MFA is a well-known optimal user authentication best practice, which basically works on multiple layers of security. Firstly, there is the identity authentication content memorized by user, such as user identifier and password. Secondly, there is an authentication hardware such as an Intelligent Card (IC), or a token. Lastly, there is an automatically generated authentication code. Taken in isolation, each of the element is vulnerable. However, a cyber attacker will not likely get access to all three elements at the same time, hence, when combined, the three elements make a powerful and safe user authentication practice.
On the other hand, blockchain is a distributed database, where each node can be considered as a ledger, and the distributed database is maintained by all nodes. This is a completely decentralized way to manage the database, and because of a powerful proof of work (POW) concept, can also be considered “trustless”, i.e. it is not one particular administrator providing the credentials for the others to trust the data. In this system, a large number of participating nodes create data blocks using cryptography method. Each data block has all data about information communication in the system within given time period. “Miners”, which is really a combination of software, hardware and their users, can update the blockchain by adding new blocks. However, the miner must furnish POW, such as the one for last block that was created, to add a new block. Providing the POW as the credential requires very large amount of resource-intensive number-crunching operation, in an environment where other miners might also be doing similar operation simultaneously. Such complex and large number-crunching operation for adding a new block acts as a deterrent for the hackers. Hence, every block in a blockchain is mathematically verified information, and data integrity can’t be breached.

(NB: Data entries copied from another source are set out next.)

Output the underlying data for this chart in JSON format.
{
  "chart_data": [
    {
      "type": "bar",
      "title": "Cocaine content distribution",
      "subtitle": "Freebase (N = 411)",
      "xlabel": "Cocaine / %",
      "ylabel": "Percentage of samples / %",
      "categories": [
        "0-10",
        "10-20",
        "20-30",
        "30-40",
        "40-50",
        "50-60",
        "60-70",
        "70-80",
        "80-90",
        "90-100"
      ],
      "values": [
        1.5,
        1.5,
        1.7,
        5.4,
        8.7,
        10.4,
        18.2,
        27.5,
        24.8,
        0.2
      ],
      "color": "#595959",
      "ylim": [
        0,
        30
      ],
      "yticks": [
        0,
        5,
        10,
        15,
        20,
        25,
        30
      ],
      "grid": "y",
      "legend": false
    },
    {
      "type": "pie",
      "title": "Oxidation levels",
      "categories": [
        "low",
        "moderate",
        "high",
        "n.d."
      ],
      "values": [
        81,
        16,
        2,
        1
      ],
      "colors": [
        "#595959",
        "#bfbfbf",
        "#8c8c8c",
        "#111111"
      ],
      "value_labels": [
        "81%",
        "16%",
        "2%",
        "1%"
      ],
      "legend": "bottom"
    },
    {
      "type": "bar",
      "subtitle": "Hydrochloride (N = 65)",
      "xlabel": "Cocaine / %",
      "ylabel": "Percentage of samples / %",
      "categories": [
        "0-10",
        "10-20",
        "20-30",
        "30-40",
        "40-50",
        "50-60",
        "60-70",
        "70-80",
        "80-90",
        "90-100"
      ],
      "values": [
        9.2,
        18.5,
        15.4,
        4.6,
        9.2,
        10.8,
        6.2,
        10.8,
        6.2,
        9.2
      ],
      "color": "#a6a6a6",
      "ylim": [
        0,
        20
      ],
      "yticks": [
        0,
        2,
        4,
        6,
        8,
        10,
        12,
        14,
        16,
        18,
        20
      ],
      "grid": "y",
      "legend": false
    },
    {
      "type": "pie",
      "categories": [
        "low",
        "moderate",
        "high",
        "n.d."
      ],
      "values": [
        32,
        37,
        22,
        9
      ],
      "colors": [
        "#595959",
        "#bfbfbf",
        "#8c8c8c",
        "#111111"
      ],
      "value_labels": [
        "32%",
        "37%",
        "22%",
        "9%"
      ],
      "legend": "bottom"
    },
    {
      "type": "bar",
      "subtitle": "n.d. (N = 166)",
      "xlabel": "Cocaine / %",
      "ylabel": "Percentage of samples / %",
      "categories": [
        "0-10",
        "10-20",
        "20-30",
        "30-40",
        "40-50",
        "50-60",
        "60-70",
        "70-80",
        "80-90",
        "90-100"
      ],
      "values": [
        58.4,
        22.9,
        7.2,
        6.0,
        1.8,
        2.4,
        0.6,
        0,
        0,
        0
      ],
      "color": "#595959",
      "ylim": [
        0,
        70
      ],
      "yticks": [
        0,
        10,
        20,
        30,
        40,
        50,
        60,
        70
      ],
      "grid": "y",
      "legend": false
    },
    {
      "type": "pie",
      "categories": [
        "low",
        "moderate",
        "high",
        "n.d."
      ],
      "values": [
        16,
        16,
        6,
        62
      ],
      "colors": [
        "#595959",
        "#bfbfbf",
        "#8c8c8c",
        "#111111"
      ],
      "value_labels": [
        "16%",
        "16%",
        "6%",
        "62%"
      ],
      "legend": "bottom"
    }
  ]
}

Can blockchain help in designing and implementing a robust MFA system? The patent filed by Sony addresses that question, by providing a client, a server, a method and an identity verification system. The client has a transaction initiating using, a verification code generating unit, and a sending unit. The client generates a verification code, triggered by a user authentication request. The server has a receiving unit, a retrieving unit, and a verifying unit. The server receives the request from client, and retrieves a record of the random transaction in a data platform system. At this point the verifying unit of the server verifies the verification code sent by the client, based on the random transaction record in the data platform system. The data platform system is a blockchain. As mentioned above, since the records in blockchain can’t be deleted or altered, and new block can only be added if the miner goes through the very rigorous process of supplying POW as credential, this proposed system will provide credible and robust MFA.
Zhihui Zhang is the inventor for this patent, which was originally filed on January 30th. Sony has said that they will continue to look at blockchain for many different fields, indicating that they plan to use their proposed intellectual property in other fields such as supply chain and logistics.